I thought of you today. But that is nothing new. I thought about you yesterday. And days before that too. I think of in silence. I often speak your name. Now all I have are memories. And your picture in a frame. Your memory is mine to keepsake. With which I'll never part. God has you in his keeping. I have you in my Heart.
Another year gone by without you Jenna,and I miss you every single day. What I wouldn't give just to be able to see your smile and hear your voice,just one more time .I loved you then and I love you now and will always and forever. hugs and love from Grandma.
I hope the loving memories you have will give you strength on this day and help lesson some of the pain of not being able to see or hug her these 10 years. Warmest wishes to your entire family.
Happy Birthday Jenna Today of all days i sit back and think of the first time I saw you and held you in my arms it is a Day I will never forget because you added so more to my life. I love you and I miss you and I hope you are having A Great Day in Heaven. You are Forever and Greatly missed......Mom.
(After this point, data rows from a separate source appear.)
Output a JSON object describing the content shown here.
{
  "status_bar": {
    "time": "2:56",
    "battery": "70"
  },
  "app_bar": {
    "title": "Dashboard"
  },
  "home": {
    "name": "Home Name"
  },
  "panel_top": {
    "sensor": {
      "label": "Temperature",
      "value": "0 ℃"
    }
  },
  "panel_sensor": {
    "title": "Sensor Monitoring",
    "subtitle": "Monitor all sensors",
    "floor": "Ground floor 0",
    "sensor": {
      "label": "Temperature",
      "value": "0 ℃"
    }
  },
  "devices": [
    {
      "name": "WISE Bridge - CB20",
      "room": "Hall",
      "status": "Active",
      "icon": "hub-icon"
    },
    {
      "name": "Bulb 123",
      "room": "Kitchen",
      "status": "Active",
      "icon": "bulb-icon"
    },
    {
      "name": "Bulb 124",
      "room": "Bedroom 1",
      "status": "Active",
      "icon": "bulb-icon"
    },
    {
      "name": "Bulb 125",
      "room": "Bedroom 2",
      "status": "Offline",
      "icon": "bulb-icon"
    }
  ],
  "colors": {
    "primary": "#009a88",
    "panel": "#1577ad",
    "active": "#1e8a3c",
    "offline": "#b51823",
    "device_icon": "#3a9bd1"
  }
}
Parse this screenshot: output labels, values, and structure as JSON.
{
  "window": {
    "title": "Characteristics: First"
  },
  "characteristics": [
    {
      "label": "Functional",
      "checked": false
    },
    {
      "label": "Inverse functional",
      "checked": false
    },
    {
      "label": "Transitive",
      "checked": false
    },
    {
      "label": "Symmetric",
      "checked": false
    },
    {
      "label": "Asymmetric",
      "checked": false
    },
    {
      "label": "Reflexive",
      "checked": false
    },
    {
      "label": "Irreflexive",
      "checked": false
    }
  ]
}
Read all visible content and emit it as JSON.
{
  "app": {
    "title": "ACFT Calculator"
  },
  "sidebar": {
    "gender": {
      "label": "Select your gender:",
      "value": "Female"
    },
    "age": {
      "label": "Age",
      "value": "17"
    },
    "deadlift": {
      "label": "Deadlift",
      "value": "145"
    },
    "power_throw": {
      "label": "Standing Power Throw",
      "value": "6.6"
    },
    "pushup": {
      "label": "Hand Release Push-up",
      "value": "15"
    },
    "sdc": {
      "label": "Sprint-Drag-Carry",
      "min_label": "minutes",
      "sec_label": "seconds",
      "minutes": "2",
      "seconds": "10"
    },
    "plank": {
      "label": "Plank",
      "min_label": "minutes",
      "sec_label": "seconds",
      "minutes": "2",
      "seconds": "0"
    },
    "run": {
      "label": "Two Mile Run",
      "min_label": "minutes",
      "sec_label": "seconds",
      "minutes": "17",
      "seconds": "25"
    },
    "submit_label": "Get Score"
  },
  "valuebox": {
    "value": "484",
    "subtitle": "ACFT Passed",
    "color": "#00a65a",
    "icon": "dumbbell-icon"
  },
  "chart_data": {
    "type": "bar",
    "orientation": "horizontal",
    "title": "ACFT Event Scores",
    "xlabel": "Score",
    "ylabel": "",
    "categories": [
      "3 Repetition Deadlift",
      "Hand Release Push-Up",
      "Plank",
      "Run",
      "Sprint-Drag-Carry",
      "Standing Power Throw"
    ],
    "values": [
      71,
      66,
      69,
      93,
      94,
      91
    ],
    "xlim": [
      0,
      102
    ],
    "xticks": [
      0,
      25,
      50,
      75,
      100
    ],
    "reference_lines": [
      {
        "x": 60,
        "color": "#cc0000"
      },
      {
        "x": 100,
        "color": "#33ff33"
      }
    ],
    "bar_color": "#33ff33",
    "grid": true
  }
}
You are heavy on my mind today Jenna. my twin, my other half! so many things i wish i could share with you, new memories that should be made together. i know you are watching over everyone. I love you more than ever and missing you everyday. Not a day goes by i dont think or talk to you. wishing i could hear your laugh and just hug you. Love you forever and always x
Dear Jenna, I will always miss you and will treasure your memories forever.Loving you always,and never forgetting you never ever! I just wish I could hug you one more time. Love you forever Grandma
Dear Jenna, I wish you could have been here to celebrate you 30th birthday with your twin Marissa I miss your bright and happy smile,and mostly I miss you and will always miss you . You may be gone from us but you will never be forgotten. Always and forever in my heart. Love and hugs from Grandma.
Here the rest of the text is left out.